Now he is in danger of sharing something else in common with many Chileans who dared to speak out against dictatorship ­ he could become one of the “disappeared.” Nepal is currently the country with the world’s highest number of disappearances.

Chileans know very well what it means to be among the “desaparecidos.” We also know very well what it means for a dictatorship to have the open or tacit support of the U.S. India and Britain, as well as other European nations, have termed the king’s takeover as ‘undemocratic’ and expressed deep concern for the human rights situation in the country.
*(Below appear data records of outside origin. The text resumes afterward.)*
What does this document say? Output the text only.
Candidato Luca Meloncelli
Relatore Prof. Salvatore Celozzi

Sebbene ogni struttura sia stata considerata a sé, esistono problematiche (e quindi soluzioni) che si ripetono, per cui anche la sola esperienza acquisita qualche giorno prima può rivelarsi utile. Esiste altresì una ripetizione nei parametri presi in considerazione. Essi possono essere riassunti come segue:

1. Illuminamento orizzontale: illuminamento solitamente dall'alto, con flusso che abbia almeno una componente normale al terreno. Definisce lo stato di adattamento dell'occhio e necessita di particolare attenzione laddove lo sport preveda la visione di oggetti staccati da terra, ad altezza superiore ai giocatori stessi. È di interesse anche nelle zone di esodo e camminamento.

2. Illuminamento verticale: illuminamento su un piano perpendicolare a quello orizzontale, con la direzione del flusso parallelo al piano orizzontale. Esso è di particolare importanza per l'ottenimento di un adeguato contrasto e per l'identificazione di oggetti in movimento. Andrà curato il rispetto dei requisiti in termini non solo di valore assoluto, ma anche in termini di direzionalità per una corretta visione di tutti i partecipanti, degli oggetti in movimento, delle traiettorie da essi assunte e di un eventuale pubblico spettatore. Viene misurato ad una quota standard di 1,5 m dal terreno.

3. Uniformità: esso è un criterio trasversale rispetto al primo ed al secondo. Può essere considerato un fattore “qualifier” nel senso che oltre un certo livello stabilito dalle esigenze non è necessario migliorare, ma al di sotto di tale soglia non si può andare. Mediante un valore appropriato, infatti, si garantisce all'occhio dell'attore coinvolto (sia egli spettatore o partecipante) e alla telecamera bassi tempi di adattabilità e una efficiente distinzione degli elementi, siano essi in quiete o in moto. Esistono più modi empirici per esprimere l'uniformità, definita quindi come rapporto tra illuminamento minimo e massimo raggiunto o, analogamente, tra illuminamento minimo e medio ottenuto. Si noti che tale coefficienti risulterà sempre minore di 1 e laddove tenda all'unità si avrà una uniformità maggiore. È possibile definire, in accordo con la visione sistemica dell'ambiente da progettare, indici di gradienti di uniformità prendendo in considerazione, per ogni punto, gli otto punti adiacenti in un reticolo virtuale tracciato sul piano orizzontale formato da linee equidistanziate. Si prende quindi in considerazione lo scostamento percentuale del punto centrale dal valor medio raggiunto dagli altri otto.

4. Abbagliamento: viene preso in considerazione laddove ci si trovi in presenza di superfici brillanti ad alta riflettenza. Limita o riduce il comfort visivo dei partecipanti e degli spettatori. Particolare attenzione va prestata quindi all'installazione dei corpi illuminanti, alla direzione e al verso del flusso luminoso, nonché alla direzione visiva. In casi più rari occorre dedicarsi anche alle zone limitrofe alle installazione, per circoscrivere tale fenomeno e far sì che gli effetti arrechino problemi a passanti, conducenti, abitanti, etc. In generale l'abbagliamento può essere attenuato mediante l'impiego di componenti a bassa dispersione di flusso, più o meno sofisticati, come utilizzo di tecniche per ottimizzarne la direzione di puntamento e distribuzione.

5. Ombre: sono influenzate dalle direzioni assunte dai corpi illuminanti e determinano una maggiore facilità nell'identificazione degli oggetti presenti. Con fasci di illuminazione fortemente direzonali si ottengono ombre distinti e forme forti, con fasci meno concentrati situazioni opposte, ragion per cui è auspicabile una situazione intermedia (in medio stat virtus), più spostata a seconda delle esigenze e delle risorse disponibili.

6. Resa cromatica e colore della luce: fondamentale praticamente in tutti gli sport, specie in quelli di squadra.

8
They rightly suspended all military aid to Nepal. Yet unlike their allies, the U.S. has continued to support King Gyanendra’s army, the RNA, which Human Rights Watch has classified as “one of the world’s worst violators of human rights.” In Chile, Pinochet was able to commit his crimes because he counted with U.S. economic and military support.

The Hindu Himalayan Kingdom is my daily reminder that dreadful dictatorships exist in the world, and that those of us who live outside their borders in fact support them if we consent to being mere spectators.

Yet Nepal is also a reminder of the inspiring people who challenge these dictatorships. Gagan is one of them. He wrote this not long ago: “What we need urgently is an international call, the response from the governments are not everything, civil societies, individuals like you can make a difference, so please give us your hands. We need you in the fight for freedom.”

His words speak now for themselves.

DANIELA PONCE is a Chilean student who graduates this year from American U’niversity’s School of International Service with a master’s in Peace and Conflict Resolution. Her thesis is on the student movement in Nepal. She works at the Institute for Policy Studies, mostly on Chilean issues.